Just in case you are wondering, I have met the boy's mother, Stacey, and she is a wonderful person, clearly perfectly responsible and capable of taking care of her child.  In fact, the court pretty much said that at the time, prior to irrationally giving the child away to the father.  

Anyway, not to take up your whole day with this, although there is so much more to say.  

Right now this case is being wrangled between the State of CT and the State of NY and I receive frequent updates on the progress of the case.  

Apparently, what led to this debacle is that after the divorce, Mathew Couloute failed to pay any court ordered child support for a year, and then last Fall 2016 he moved to Georgia, established residence, and enrolled his son in a private school.  

After a few months, given that Mr. Couloute was no longer in the State of CT, Lauren Haiden gave a notice to the court that she was leaving the state temporarily because she had no money or a place to stay.  Her father came and picked her up, along with their little girl, and they moved away to Buffalo, NY.  

She then filed for sole custody in New York state even though the State of CT has jurisdiction. Now that seems foolish to me, but that's because I've been hanging around court systems for so long.  Given that Lauren Haiden is a non-attorney, and unfamiliar with the Court, her actions should be understood as simply a product of convenience and not ill intended.

Nonetheless, in response, instead of attempting to work the situation out, Mathew Couloute returned to Connecticut from Georgia and filed a police report claiming that Lauren had fled the state with the child and that he was concerned about the child's wellbeing, blah blah.  As a result, he was able to get her arrested.   Of course, he knew she hadn't fled anywhere, but you know, if you can get away with shit, why not try?  I guess that's what he thought, and he was right.  The CT Family Court system was only too willing to snatch up the bait.

Anyway, so here we have more legal drama, more dysfunction, more hoopla, and who suffers here?  The kids, you've got it.  

The problem, as I see it, is where you give a fairly unwise and unstable individual complete authority and the ability to get away with any nonsense, while leaving the other parent helpless in the face of bad decision making and interpersonal bullying.  

What is necessary for post-divorce tranquility is that there is proper cooperation combined with an equal balance of power between the parents in order to promote an atmosphere the children can thrive in.  When you empower a bully, as the CT Judicial Branch seems readily prepared to do with this family, the spreading ripples of pain and destruction for this generation and the next are endless, and virtually unstoppable in the absence of common sense.  

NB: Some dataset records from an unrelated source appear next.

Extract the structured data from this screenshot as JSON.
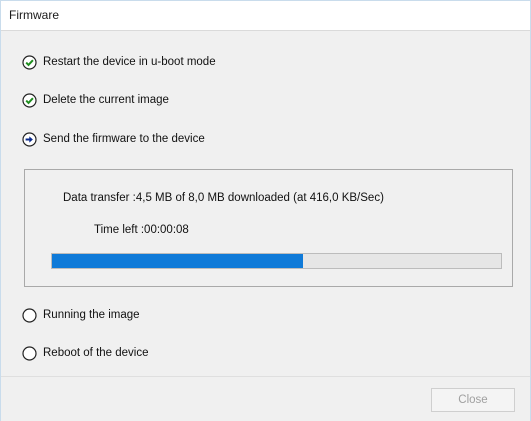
{
  "window": {
    "title": "Firmware"
  },
  "steps": [
    {
      "label": "Restart the device in u-boot mode",
      "state": "done",
      "icon": "check-circle-icon"
    },
    {
      "label": "Delete the current image",
      "state": "done",
      "icon": "check-circle-icon"
    },
    {
      "label": "Send the firmware to the device",
      "state": "active",
      "icon": "arrow-right-circle-icon"
    },
    {
      "label": "Running the image",
      "state": "pending",
      "icon": "empty-circle-icon"
    },
    {
      "label": "Reboot of the device",
      "state": "pending",
      "icon": "empty-circle-icon"
    }
  ],
  "progress": {
    "transfer_text": "Data transfer :4,5 MB of 8,0 MB downloaded (at 416,0 KB/Sec)",
    "time_left_text": "Time left :00:00:08",
    "fraction": 0.56,
    "bar_color": "#0f7ad8"
  },
  "footer": {
    "close_label": "Close",
    "close_enabled": false
  },
  "colors": {
    "done_icon": "#1e8e1e",
    "active_icon": "#0a2a8c",
    "text": "#111111"
  }
}
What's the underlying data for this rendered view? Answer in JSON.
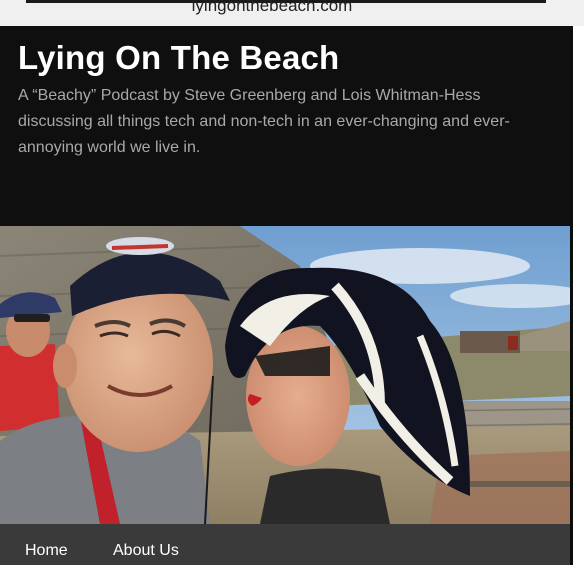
{
  "browser": {
    "url": "lyingonthebeach.com"
  },
  "header": {
    "title": "Lying On The Beach",
    "tagline": "A “Beachy” Podcast by Steve Greenberg and Lois Whitman-Hess discussing all things tech and non-tech in an ever-changing and ever-annoying world we live in."
  },
  "nav": {
    "items": [
      "Home",
      "About Us"
    ]
  },
  "colors": {
    "header_bg": "#0f0f0f",
    "nav_bg": "#3a3a3a",
    "tagline": "#a9a9a9",
    "title": "#ffffff"
  },
  "icons": []
}
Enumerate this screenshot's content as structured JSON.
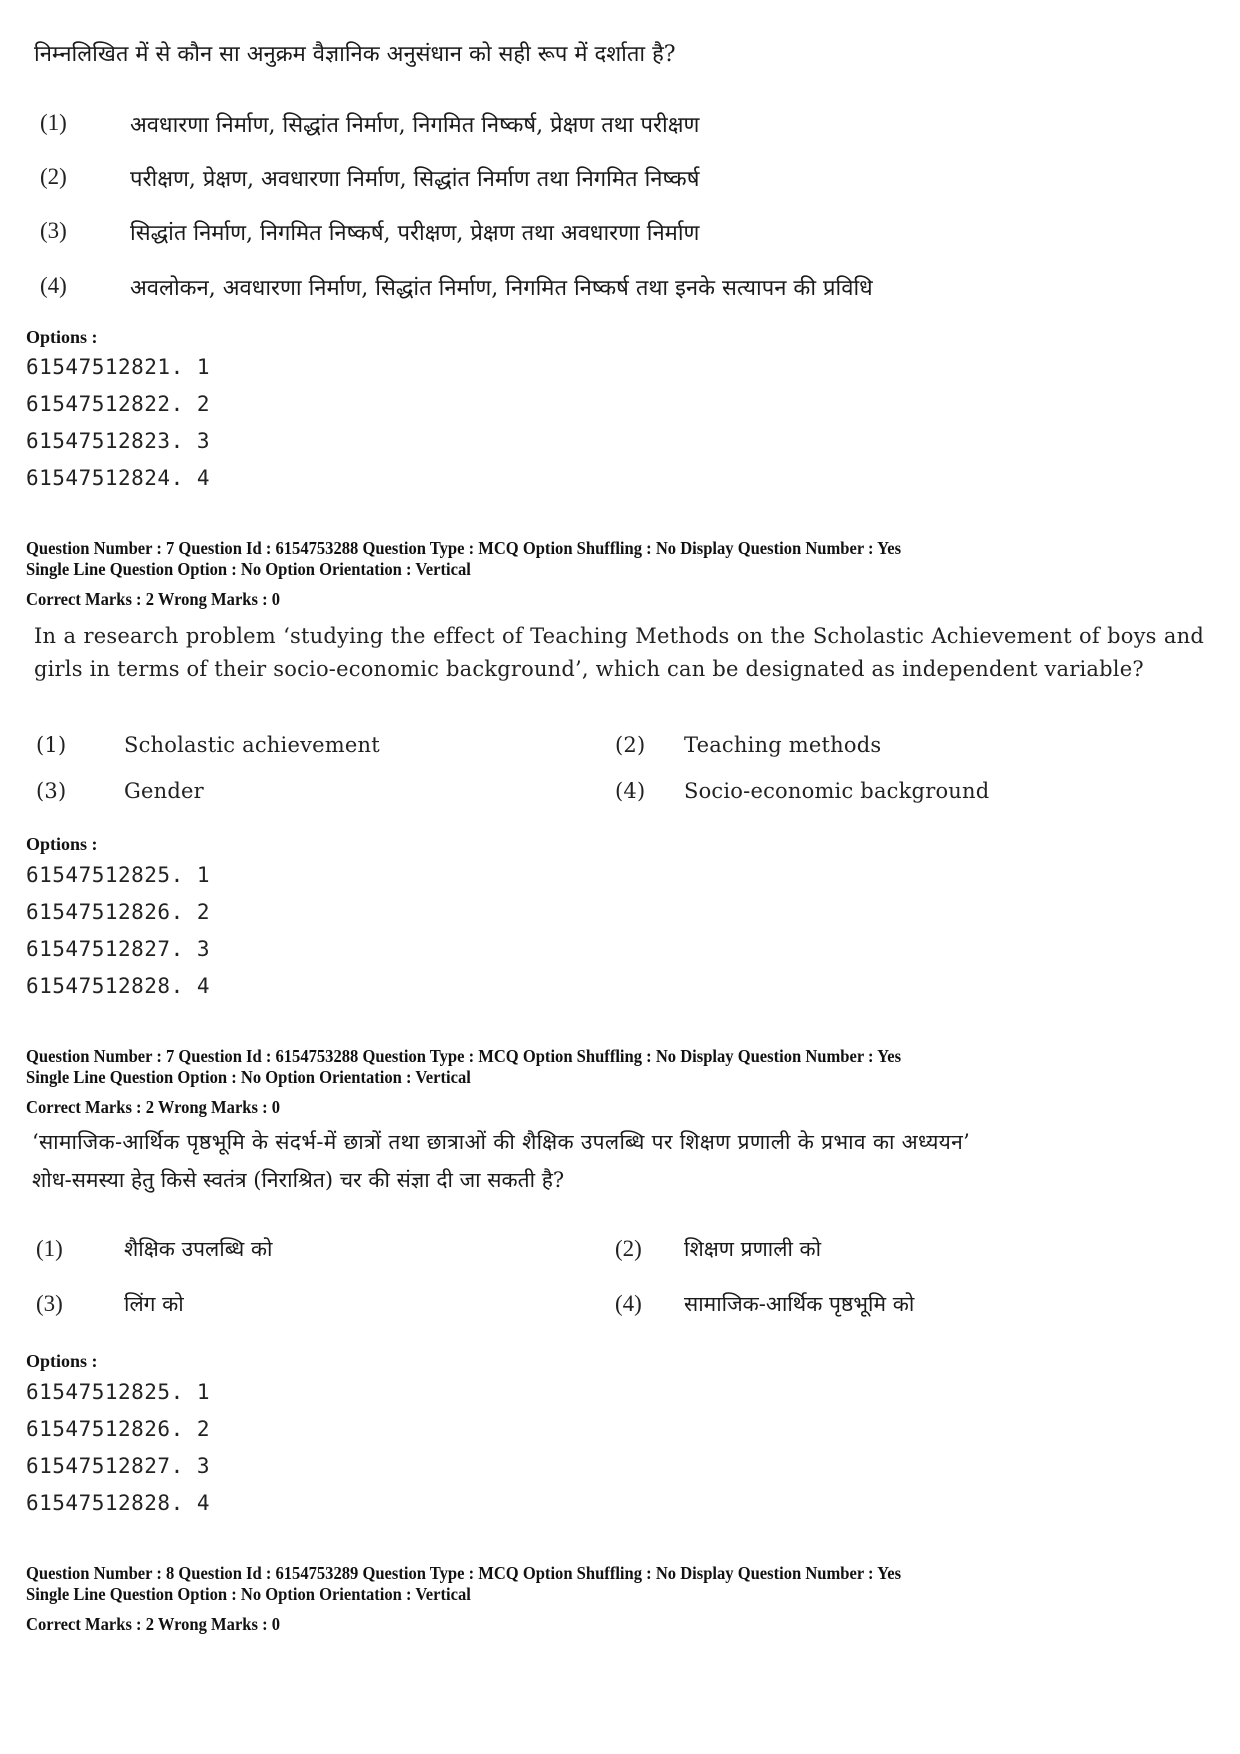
{
  "block1": {
    "question_text": "निम्नलिखित में से कौन सा अनुक्रम वैज्ञानिक अनुसंधान को सही रूप में दर्शाता है?",
    "choices": [
      {
        "num": "(1)",
        "text": "अवधारणा निर्माण, सिद्धांत निर्माण, निगमित निष्कर्ष, प्रेक्षण तथा परीक्षण"
      },
      {
        "num": "(2)",
        "text": "परीक्षण, प्रेक्षण, अवधारणा निर्माण, सिद्धांत निर्माण तथा निगमित निष्कर्ष"
      },
      {
        "num": "(3)",
        "text": "सिद्धांत निर्माण, निगमित निष्कर्ष, परीक्षण, प्रेक्षण तथा अवधारणा निर्माण"
      },
      {
        "num": "(4)",
        "text": "अवलोकन, अवधारणा निर्माण, सिद्धांत निर्माण, निगमित निष्कर्ष तथा इनके सत्यापन की प्रविधि"
      }
    ],
    "options_label": "Options :",
    "option_ids": [
      "61547512821. 1",
      "61547512822. 2",
      "61547512823. 3",
      "61547512824. 4"
    ]
  },
  "block2": {
    "meta_line1": "Question Number : 7  Question Id : 6154753288  Question Type : MCQ  Option Shuffling : No  Display Question Number : Yes",
    "meta_line2": "Single Line Question Option : No  Option Orientation : Vertical",
    "marks": "Correct Marks : 2  Wrong Marks : 0",
    "question_text": "In a research problem ‘studying the effect of Teaching Methods on the Scholastic Achievement of boys and girls in terms of their socio-economic background’, which can be designated as independent variable?",
    "choices": [
      {
        "num": "(1)",
        "text": "Scholastic achievement"
      },
      {
        "num": "(2)",
        "text": "Teaching methods"
      },
      {
        "num": "(3)",
        "text": "Gender"
      },
      {
        "num": "(4)",
        "text": "Socio-economic background"
      }
    ],
    "options_label": "Options :",
    "option_ids": [
      "61547512825. 1",
      "61547512826. 2",
      "61547512827. 3",
      "61547512828. 4"
    ]
  },
  "block3": {
    "meta_line1": "Question Number : 7  Question Id : 6154753288  Question Type : MCQ  Option Shuffling : No  Display Question Number : Yes",
    "meta_line2": "Single Line Question Option : No  Option Orientation : Vertical",
    "marks": "Correct Marks : 2  Wrong Marks : 0",
    "question_line1": "‘सामाजिक-आर्थिक पृष्ठभूमि के संदर्भ-में छात्रों तथा छात्राओं की शैक्षिक उपलब्धि पर शिक्षण प्रणाली के प्रभाव का अध्ययन’",
    "question_line2": "शोध-समस्या हेतु किसे स्वतंत्र (निराश्रित) चर की संज्ञा दी जा सकती है?",
    "choices": [
      {
        "num": "(1)",
        "text": "शैक्षिक उपलब्धि को"
      },
      {
        "num": "(2)",
        "text": "शिक्षण प्रणाली को"
      },
      {
        "num": "(3)",
        "text": "लिंग को"
      },
      {
        "num": "(4)",
        "text": "सामाजिक-आर्थिक पृष्ठभूमि को"
      }
    ],
    "options_label": "Options :",
    "option_ids": [
      "61547512825. 1",
      "61547512826. 2",
      "61547512827. 3",
      "61547512828. 4"
    ]
  },
  "block4": {
    "meta_line1": "Question Number : 8  Question Id : 6154753289  Question Type : MCQ  Option Shuffling : No  Display Question Number : Yes",
    "meta_line2": "Single Line Question Option : No  Option Orientation : Vertical",
    "marks": "Correct Marks : 2  Wrong Marks : 0"
  }
}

Would it be possible to order therapy for the parties based upon actual facts rather than Mr. Couloute's fantasies or the highly edited statements of mental health professionals who are so low on the professional totem pole they are vulnerable to coercion?

This statement here is not my standard approach to writing a blog.  Usually, I like to have all my facts lined up in advance, and I only speak when I have everything perfectly prepared.  But it seems we have an emergency, so I'm speaking up now while the CT Family Court system has time to correct its mistakes and resolve this matter in a way that benefits the children.  I don't want it later said that I stood witness to this travesty and said nothing against it.  

This is what I have to say to CT Family Court.  It is time to stop the nonsense, to stop the politicking and grandstanding, and stop the hyperbole and do what is right for everyone concerned in this case, particularly the children.  For the better part, this includes putting the brakes on Mathew Couloute's bullying.  Enough already.